Step 2: Add potato to reserved cooking liquid in pan; bring to a boil. Reduce heat, and simmer 10 minutes or until tender. Drain; partially mash potatoes. Stir in kale and 1/4 teaspoon salt.
Step 3: Preheat oven to 400°. Heat oil in a large nonstick skillet over medium-high heat. Add 1/2 teaspoon salt, diced onion, and chopped sage. Cook 13 minutes or until browned.
Step 4: Combine potato mixture, onion mixture, green onions, and pepper in the pan. Remove from heat; cool slightly.
Step 5: Divide potato mixture into 8 equal portions, shaping each into a 1/2-inch-thick patty. Place patties on a baking sheet coated with cooking spray.

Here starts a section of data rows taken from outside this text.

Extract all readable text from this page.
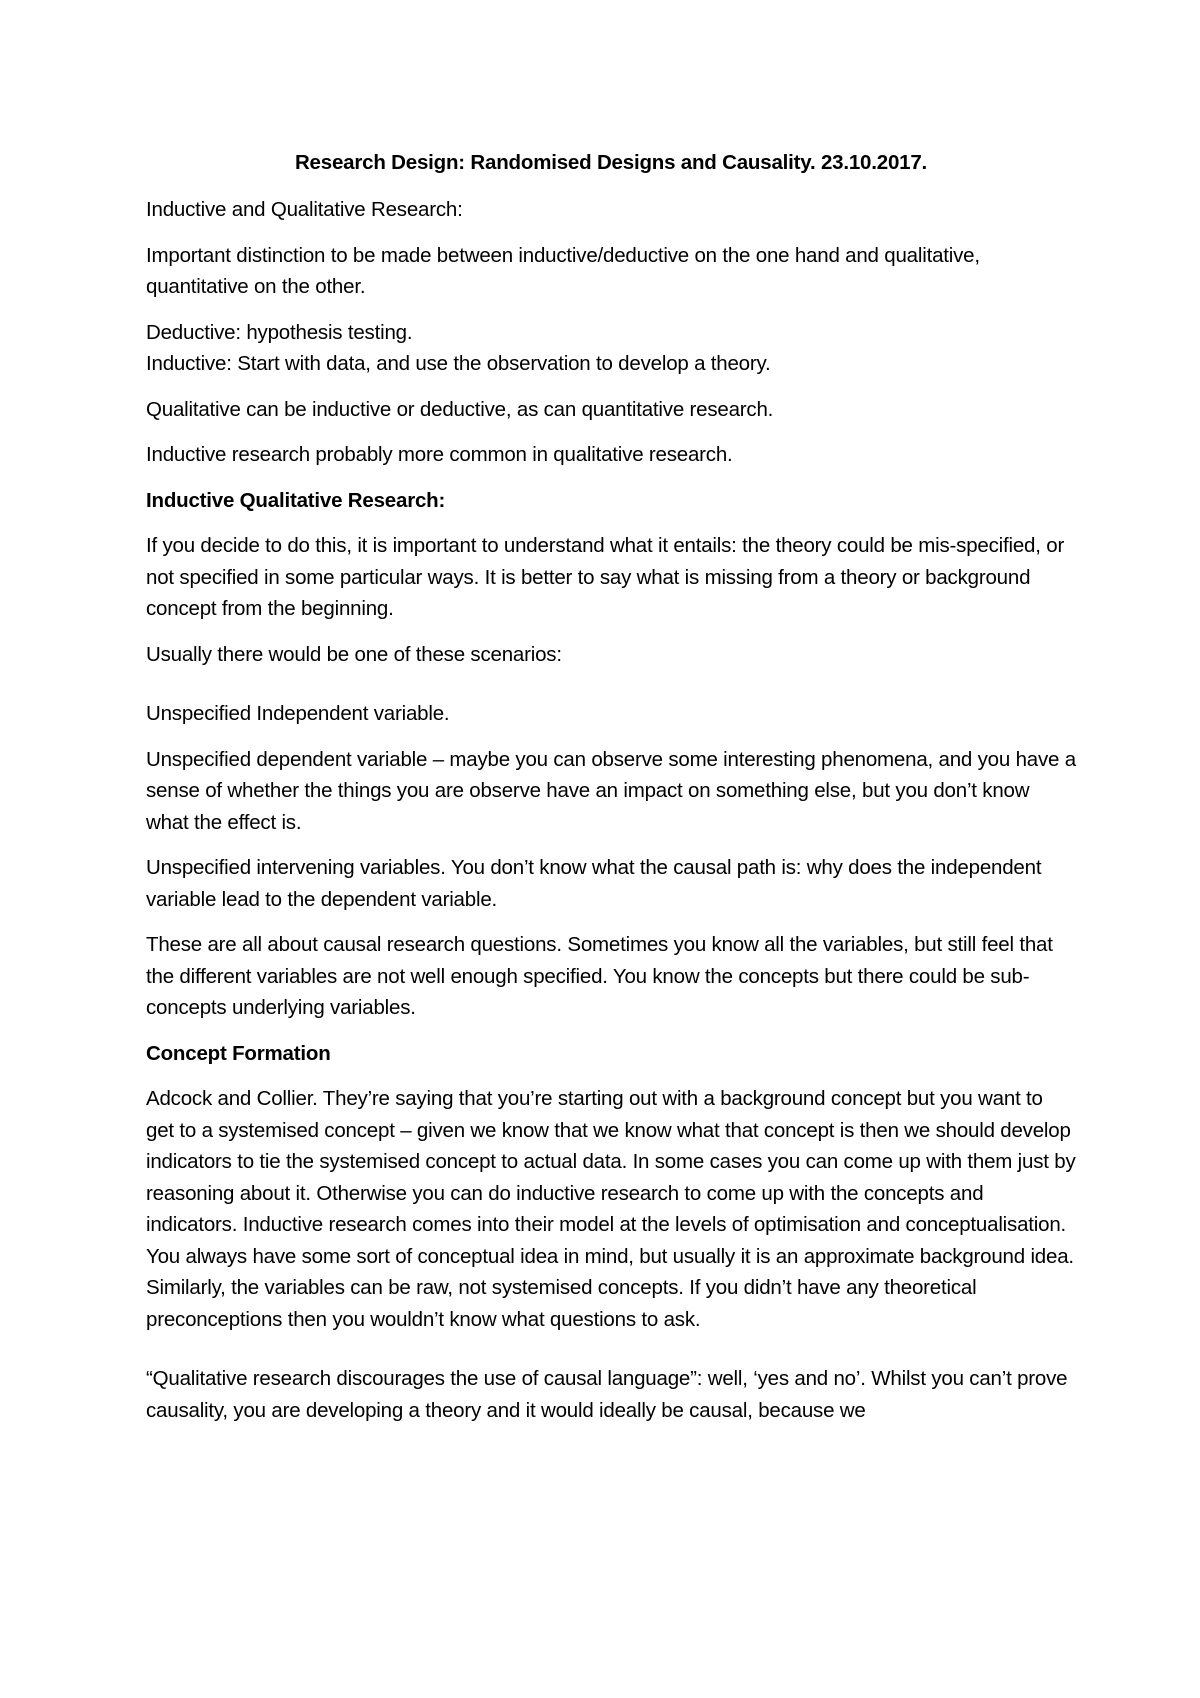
Research Design: Randomised Designs and Causality. 23.10.2017.

Inductive and Qualitative Research:

Important distinction to be made between inductive/deductive on the one hand and qualitative, quantitative on the other.

Deductive: hypothesis testing.

Inductive: Start with data, and use the observation to develop a theory.

Qualitative can be inductive or deductive, as can quantitative research.

Inductive research probably more common in qualitative research.

Inductive Qualitative Research:

If you decide to do this, it is important to understand what it entails: the theory could be mis-specified, or not specified in some particular ways. It is better to say what is missing from a theory or background concept from the beginning.

Usually there would be one of these scenarios:

Unspecified Independent variable.

Unspecified dependent variable – maybe you can observe some interesting phenomena, and you have a sense of whether the things you are observe have an impact on something else, but you don’t know what the effect is.

Unspecified intervening variables. You don’t know what the causal path is: why does the independent variable lead to the dependent variable.

These are all about causal research questions. Sometimes you know all the variables, but still feel that the different variables are not well enough specified. You know the concepts but there could be sub-concepts underlying variables.

Concept Formation

Adcock and Collier. They’re saying that you’re starting out with a background concept but you want to get to a systemised concept – given we know that we know what that concept is then we should develop indicators to tie the systemised concept to actual data. In some cases you can come up with them just by reasoning about it. Otherwise you can do inductive research to come up with the concepts and indicators. Inductive research comes into their model at the levels of optimisation and conceptualisation. You always have some sort of conceptual idea in mind, but usually it is an approximate background idea. Similarly, the variables can be raw, not systemised concepts. If you didn’t have any theoretical preconceptions then you wouldn’t know what questions to ask.

“Qualitative research discourages the use of causal language”: well, ‘yes and no’. Whilst you can’t prove causality, you are developing a theory and it would ideally be causal, because we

Step 6: Bake at 400° for 20 minutes. Then broil patties for 5 minutes or until browned. When they’re done, they look like this:
You can serve the patties as is, or top them with 1 Tbsp fresh grated parmesan, or serve them with ketchup, or just garnish them with sage sprigs: you can really do anything you like with them!
I think the husband and I liked eating them with ketchup the best.
One serving size is 2 of these patties – which is reasonably filling! I think I ate about 3 of them and that was great for a light lunch. The nutritional info for 2 patties is: 250 calories, 5g protein and 5g fiber. For a healthy “latke” that tastes amazing, I’d say that’s a pretty guilt-free recipe!
I also love the addition of kale to these potato cakes – it really amps up the nutrition and fiber content and it adds some great color and texture. Kale is such an awesome vegetable – I try to use it as much as I can. And sage might be one of my favorite herbs: its earthy, savory, slighty sweet and soft flavor is so unique – it really makes this dish taste amazing.
If you’re anything like my husband, you won’t be able to eat this just once – you’ll definitely want to make it again and again.